Concentrations of the 14 standards and 28 QCS determined by conventional liquid scintillation counting (LSC) was similar to that of QWBAR evaluations for these same standards. Exposure of these standards to 14 different storage phosphor screens resulted in a reliable MCID response that correlated with the LSC determined specific activities, suggesting that intra-day and inter-day variability was very low. The CV and accuracy of the QWBAR method were within acceptable limits (≦20%). The reproducibility of the MCID response and good correlation of the specific activities between conventional LSC and QWBAR demonstrated that the RBC standards were of uniform concentration of radioactivity. The variability observed in this study was considered to be related to various aspects of cryosectioning, QWBAR technique and imaging analysis. QWBAR was shown to be reproducible with a sensitivity of 0.221 nCi/g (lower limit of quantitation). The dynamic range was linear across four orders of magnitude from 0.221 to 832 nCi/g.

In conclusion, tissue concentrations of [¹⁴C]-tigecycline-derived radioactivity were higher for most tissues compared to plasma concentrations. In general, the elimination of radioactivity from most of tissues was slower than the rate from plasma. AUC was higher for most tissues that plasma, suggesting that most of the tissues were slow in eliminating [¹⁴C]-tigecycline-derived radioactivity.

Claims

1. A method of treating an infection in bone or bone marrow in a mammal comprising administering to the mammal a pharmacologically effective amount of tigecycline.
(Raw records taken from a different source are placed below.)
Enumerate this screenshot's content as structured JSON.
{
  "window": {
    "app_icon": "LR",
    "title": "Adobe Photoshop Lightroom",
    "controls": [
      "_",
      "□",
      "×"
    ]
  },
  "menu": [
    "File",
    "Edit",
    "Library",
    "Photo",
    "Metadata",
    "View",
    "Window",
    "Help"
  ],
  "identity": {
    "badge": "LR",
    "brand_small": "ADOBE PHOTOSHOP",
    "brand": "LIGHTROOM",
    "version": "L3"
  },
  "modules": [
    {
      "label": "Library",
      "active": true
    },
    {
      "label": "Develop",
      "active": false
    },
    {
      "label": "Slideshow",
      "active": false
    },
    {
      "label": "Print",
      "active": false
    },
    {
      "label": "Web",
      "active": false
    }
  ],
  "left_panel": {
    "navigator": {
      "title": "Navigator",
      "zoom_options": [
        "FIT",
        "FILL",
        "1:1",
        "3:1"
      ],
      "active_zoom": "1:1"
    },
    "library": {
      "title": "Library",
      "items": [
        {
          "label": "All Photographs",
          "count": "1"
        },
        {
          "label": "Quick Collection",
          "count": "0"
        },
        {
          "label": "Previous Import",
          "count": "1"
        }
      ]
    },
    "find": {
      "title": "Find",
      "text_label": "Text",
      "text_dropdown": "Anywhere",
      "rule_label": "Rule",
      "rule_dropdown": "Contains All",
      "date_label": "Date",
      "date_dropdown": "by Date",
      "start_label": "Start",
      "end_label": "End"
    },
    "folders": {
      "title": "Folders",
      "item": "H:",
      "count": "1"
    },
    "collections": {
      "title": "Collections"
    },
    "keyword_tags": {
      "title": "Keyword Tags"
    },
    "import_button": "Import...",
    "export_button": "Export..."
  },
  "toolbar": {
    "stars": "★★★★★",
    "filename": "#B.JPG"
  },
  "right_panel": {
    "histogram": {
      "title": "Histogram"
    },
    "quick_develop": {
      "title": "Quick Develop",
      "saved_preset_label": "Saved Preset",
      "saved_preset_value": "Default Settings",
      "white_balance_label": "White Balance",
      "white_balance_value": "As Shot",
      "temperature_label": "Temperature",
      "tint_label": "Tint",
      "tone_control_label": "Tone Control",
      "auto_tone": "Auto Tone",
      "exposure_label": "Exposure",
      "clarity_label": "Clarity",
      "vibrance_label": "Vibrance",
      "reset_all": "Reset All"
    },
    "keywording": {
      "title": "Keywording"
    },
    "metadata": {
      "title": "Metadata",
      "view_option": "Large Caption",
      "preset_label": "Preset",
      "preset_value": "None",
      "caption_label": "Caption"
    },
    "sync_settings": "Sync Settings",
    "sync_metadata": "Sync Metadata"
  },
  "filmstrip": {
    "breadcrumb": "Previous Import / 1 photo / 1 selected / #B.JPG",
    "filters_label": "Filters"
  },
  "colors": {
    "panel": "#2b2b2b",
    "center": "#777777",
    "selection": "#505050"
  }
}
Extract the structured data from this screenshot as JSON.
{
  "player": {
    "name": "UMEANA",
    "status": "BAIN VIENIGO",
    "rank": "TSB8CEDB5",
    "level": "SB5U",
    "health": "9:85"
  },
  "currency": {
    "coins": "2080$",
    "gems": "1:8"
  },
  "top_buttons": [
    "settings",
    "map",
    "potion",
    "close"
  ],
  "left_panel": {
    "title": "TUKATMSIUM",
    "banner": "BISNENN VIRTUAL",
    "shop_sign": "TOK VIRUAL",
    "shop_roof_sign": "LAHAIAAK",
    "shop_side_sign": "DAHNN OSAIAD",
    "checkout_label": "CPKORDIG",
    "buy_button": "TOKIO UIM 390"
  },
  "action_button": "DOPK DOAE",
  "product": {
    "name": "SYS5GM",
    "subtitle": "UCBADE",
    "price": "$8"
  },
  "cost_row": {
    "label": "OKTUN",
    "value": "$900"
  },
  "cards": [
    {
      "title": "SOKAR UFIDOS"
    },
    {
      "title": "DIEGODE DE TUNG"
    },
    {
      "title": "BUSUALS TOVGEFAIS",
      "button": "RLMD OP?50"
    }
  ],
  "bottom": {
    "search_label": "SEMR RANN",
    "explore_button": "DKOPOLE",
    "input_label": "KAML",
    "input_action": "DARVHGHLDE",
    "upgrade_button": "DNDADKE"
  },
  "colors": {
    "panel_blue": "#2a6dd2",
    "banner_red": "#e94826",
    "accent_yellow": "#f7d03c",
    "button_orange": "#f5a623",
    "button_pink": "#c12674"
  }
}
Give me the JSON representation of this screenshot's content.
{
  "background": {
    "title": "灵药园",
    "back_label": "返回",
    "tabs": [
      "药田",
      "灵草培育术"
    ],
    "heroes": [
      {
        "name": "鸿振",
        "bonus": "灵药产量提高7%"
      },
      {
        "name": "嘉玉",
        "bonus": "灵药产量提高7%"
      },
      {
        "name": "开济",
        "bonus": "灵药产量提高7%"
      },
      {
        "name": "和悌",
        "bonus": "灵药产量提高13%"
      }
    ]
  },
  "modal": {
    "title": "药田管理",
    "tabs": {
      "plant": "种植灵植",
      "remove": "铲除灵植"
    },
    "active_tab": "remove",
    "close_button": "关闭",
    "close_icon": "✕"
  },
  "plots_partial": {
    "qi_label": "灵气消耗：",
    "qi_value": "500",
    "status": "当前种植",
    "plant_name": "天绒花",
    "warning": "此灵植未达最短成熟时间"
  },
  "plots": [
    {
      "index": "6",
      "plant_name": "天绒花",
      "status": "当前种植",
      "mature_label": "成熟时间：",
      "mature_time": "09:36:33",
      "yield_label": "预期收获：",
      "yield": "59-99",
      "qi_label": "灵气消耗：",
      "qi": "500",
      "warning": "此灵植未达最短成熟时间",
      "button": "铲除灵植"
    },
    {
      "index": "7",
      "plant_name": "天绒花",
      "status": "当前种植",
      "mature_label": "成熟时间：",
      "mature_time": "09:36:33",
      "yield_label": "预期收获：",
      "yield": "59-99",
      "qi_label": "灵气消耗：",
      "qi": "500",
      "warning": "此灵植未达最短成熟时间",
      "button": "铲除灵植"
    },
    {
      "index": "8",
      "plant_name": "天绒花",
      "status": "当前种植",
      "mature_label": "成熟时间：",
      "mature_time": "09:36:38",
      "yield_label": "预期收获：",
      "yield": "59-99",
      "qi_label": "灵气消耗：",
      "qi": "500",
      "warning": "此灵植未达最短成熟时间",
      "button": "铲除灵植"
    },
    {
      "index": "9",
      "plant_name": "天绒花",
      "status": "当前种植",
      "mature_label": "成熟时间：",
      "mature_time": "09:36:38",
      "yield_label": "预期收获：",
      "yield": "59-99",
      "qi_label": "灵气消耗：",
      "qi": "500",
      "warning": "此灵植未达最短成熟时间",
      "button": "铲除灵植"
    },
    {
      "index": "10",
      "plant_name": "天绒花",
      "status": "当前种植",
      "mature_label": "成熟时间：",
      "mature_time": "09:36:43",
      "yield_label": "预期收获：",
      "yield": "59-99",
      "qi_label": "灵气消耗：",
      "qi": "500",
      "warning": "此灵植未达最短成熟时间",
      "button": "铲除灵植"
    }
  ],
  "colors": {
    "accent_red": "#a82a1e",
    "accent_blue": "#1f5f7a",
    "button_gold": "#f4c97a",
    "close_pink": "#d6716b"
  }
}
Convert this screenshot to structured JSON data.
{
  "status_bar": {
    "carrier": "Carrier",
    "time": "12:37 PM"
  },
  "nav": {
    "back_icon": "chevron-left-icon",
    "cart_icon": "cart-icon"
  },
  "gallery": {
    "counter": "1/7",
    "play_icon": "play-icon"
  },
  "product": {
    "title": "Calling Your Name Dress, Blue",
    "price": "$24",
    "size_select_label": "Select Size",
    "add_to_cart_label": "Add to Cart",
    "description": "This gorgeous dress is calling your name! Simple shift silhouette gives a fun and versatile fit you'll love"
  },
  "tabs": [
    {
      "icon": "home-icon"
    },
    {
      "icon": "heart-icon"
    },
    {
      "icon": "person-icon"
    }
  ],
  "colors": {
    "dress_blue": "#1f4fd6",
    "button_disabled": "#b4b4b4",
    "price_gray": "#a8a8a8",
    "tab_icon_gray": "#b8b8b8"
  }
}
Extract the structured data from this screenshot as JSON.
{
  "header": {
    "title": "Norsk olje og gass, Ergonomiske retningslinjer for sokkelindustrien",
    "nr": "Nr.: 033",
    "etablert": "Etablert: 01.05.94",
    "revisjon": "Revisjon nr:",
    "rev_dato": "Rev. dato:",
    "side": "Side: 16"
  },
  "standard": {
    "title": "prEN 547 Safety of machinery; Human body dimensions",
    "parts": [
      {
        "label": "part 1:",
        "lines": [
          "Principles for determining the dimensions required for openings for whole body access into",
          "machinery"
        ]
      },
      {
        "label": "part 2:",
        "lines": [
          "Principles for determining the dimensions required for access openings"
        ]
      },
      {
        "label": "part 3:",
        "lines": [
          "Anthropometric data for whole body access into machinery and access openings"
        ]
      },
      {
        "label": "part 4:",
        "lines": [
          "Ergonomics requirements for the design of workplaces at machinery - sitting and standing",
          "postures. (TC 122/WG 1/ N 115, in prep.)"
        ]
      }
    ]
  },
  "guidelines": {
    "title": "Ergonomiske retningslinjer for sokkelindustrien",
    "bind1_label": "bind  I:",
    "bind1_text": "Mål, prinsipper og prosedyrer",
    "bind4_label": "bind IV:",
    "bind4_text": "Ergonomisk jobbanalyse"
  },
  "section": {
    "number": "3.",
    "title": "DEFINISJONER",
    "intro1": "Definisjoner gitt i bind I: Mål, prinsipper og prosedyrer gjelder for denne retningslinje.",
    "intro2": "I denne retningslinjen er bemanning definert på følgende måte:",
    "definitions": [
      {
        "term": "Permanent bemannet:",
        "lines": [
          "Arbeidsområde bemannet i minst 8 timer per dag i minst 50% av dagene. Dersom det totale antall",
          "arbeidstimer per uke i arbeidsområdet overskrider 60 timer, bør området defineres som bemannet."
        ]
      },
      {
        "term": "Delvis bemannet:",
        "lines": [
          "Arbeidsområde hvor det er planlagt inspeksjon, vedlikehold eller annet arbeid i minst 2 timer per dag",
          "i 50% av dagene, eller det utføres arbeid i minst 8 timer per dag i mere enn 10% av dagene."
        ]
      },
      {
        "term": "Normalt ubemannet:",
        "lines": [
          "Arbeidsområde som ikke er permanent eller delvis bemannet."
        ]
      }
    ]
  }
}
2. The method of claim 1 further comprising administering an antimicrobial agent selected from the group consisting of rifamycin, rifampin, rifapentine, rifaximin, or streptovaricin.

3. The method of claim 2 where the antimicrobial is rifampin.

4. The method of claim 1, 2 or 3 where the infection is comprised of a pathogen selected from the group consisting of gram negative bacteria, gram positive bacteria, anaerobic bacteria, and aerobic bacteria.

5. The method of claim 4 where the pathogen is selected from the group consisting of Staphylococcus, Acinetobacter, Mycobacterium, Haemophilus, Salmonella, Streptococcus, Enterobacteriaceae, Enterococcus, Escherichia, Pseudomonas, Neisseria, Rickettsia, Pneumococci, Prevotella, Peptostreptococci, Bacteroides Legionella, beta-haemolytic streptococci, group B streptococcus and spirochaetes.

6. The method of claim 5 wherein the infection is comprised of Neisseria, Mycobacterium, Staphylococcus, and Haemophilus.

7. The method of claim 6 wherein the infection is comprised of Neisseria meningitidis, Mycobacterium tuberculosis, Mycobacterium leprae, Staphylococcus aureus, Staphylococcus epidermidis, or Haemophilus influenzae.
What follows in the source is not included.